La maçonnerie opérative, et les Constitutions d'Anderson qui se considèrent comme leur continuation, sont évidemment d'inspiration religieuse (elles proclament que le Grand Architecte de l'Univers est Dieu - mais qui à l'époque en Angleterre eût pu penser autrement, et surtout le dire ?) et chrétienne, et elles excluent dès lors - en tout cas en principe - l’accès de la maçonnerie aux athées stupides et aux libertins irréligieux (l'interprétation de cette consigne a fait depuis longtemps, et fait encore, l'objet de vifs débats dans le milieu maçonnique, particulièrement francophone).

Elles se caractérisent cependant par une grande tolérance. Née dans une Angleterre qui se remet à peine de terribles guerres de religion, et avec l’objectif sous-jacent de créer des liens d’amitié entre des personnes de communautés et convictions diverses - et c’est une des raisons pour lesquelles les débats religieux, comme les débats politiques, y seront interdits -, la maçonnerie andersonienne entend accueillir tous les croyants sans se mêler de leur religion : elle leur demande d’avoir une religion, mais ne veut pas savoir laquelle. La seule religion qu’elle impose aux maçons - tout en les laissant libres de leurs opinions particulières - est cette Religion sur laquelle tous les Hommes sont d'accord, c'est-à-dire, être des hommes bons et loyaux. L'intention des auteurs est-elle de désigner par là toute religion chétienne, ou rien d'autre que la simple religion naturelle ? Les opinions divergent. 
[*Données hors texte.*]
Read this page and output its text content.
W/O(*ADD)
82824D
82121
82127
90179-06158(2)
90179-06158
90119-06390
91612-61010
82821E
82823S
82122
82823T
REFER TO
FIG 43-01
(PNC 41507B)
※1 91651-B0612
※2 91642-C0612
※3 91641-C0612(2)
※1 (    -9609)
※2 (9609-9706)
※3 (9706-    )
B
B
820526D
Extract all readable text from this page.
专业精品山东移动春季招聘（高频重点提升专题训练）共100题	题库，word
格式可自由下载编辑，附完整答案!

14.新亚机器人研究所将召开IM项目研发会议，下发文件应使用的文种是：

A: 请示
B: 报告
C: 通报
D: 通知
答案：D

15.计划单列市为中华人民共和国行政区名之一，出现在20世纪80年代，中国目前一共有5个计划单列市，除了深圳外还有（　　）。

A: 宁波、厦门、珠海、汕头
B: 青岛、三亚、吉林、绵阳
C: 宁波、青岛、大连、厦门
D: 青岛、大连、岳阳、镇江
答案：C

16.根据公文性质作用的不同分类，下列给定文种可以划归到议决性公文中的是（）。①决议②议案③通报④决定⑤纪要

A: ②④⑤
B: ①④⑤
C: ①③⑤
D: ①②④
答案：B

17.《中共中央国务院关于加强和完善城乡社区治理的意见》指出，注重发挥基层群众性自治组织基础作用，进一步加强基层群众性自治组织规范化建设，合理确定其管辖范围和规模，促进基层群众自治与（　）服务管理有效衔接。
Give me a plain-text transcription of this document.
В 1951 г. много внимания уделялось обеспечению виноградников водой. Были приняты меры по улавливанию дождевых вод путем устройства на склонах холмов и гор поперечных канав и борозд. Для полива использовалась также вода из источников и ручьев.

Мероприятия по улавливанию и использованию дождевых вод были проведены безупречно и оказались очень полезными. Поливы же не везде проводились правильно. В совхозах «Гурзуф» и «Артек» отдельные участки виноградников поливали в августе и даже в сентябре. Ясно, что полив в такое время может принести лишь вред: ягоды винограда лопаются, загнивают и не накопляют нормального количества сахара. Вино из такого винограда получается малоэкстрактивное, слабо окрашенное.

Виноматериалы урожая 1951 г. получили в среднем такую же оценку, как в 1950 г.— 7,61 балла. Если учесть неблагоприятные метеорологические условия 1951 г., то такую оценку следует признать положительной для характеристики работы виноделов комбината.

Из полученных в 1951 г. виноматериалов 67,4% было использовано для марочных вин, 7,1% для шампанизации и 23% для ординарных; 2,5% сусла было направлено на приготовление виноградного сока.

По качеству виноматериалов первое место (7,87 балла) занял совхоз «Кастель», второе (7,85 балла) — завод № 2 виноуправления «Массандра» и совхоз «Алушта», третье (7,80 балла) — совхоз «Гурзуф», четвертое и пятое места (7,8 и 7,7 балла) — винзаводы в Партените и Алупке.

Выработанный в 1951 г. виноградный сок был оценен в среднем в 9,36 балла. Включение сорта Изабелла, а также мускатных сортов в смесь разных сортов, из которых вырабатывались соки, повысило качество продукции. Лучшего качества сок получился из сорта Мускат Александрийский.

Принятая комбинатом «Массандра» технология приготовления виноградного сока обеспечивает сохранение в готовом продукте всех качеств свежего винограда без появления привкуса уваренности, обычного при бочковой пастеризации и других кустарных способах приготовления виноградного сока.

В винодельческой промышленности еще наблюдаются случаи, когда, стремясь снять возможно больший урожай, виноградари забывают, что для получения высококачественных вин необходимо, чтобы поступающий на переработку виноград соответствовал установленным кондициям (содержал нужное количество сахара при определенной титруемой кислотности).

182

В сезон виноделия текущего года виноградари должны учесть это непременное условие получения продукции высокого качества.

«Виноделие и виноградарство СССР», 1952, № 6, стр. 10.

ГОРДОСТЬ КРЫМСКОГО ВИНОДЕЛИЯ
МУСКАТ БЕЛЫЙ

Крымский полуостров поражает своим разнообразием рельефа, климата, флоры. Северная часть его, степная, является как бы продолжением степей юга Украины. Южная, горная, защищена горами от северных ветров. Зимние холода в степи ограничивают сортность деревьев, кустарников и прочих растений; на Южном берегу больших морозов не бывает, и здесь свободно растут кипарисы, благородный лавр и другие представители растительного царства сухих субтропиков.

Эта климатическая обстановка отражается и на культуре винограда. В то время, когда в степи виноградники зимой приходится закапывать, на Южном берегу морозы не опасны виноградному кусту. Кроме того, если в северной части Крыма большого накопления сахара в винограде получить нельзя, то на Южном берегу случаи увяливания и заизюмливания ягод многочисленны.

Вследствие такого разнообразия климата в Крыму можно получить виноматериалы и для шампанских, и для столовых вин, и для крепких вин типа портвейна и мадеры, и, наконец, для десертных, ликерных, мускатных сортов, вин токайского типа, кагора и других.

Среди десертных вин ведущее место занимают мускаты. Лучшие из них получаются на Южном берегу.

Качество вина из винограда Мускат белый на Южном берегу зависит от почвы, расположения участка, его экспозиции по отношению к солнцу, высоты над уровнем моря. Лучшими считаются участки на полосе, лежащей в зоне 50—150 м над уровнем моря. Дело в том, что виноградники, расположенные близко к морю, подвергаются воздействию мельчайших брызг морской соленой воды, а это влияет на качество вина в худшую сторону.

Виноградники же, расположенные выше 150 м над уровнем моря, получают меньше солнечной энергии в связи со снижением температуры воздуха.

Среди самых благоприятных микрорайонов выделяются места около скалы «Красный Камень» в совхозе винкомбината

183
Toujours est-il qu'en Angleterre, des traditionalistes, mécontents qu’on ne prie plus en loge comme on le faisait dans les loges opératives, choisiront une interprétation restrictive ; après un long conflit (dit des Antients et des Moderns), ils finiront par l’emporter en 1813. Ce n'est donc plus une forme plus ou moins déiste de religion naturelle qui est exigée, mais une religion révélée. Même si elle admet de longue date des membres d'autres religions que chrétiennes, la Grande Loge unie d'Angleterre, précisément créée en 1813, rappellera en 1878 que 

le premier et le plus important Landmark est la croyance au Grand Architecte de l'Univers 

et elle durcira encore sa position en 1929 en publiant dans ses huit Principes de base pour la reconnaissance par elle d'une grande loge étrangère que 

la croyance dans le Grand Architecte de L'Univers et en Sa volonté révélée sont une condition essentielle de l'admission des membres  

(en 1989, une nouvelle version n'exigera plus que la croyance en un Être Suprême, ce qui montre bien à quel point est hypocrite le discours sur l'immuabilité des Landmarks).

Il ne faut donc pas s'étonner, dans les maçonneries anglo-saxonnes et apparentées, de voir les réunions de Loges prendre parfois le caractère de cérémonies religieuses.

Particulièrement à partir du XIXe, la maçonnerie francophone, pour sa part, se montrera en général plus fidèle à une interprétation large des principes initiaux d’Anderson et même, évoluant en sens contraire des anglo-saxons, elle s'ouvrira progressivement aux options philosophiques areligieuses. 

La manière la plus naturelle de respecter le landmark "ni politique ni religion" ne serait-elle pas finalement de s'abstenir d'évoquer en Loge quelque dieu que ce soit, et a fortiori de l'invoquer ?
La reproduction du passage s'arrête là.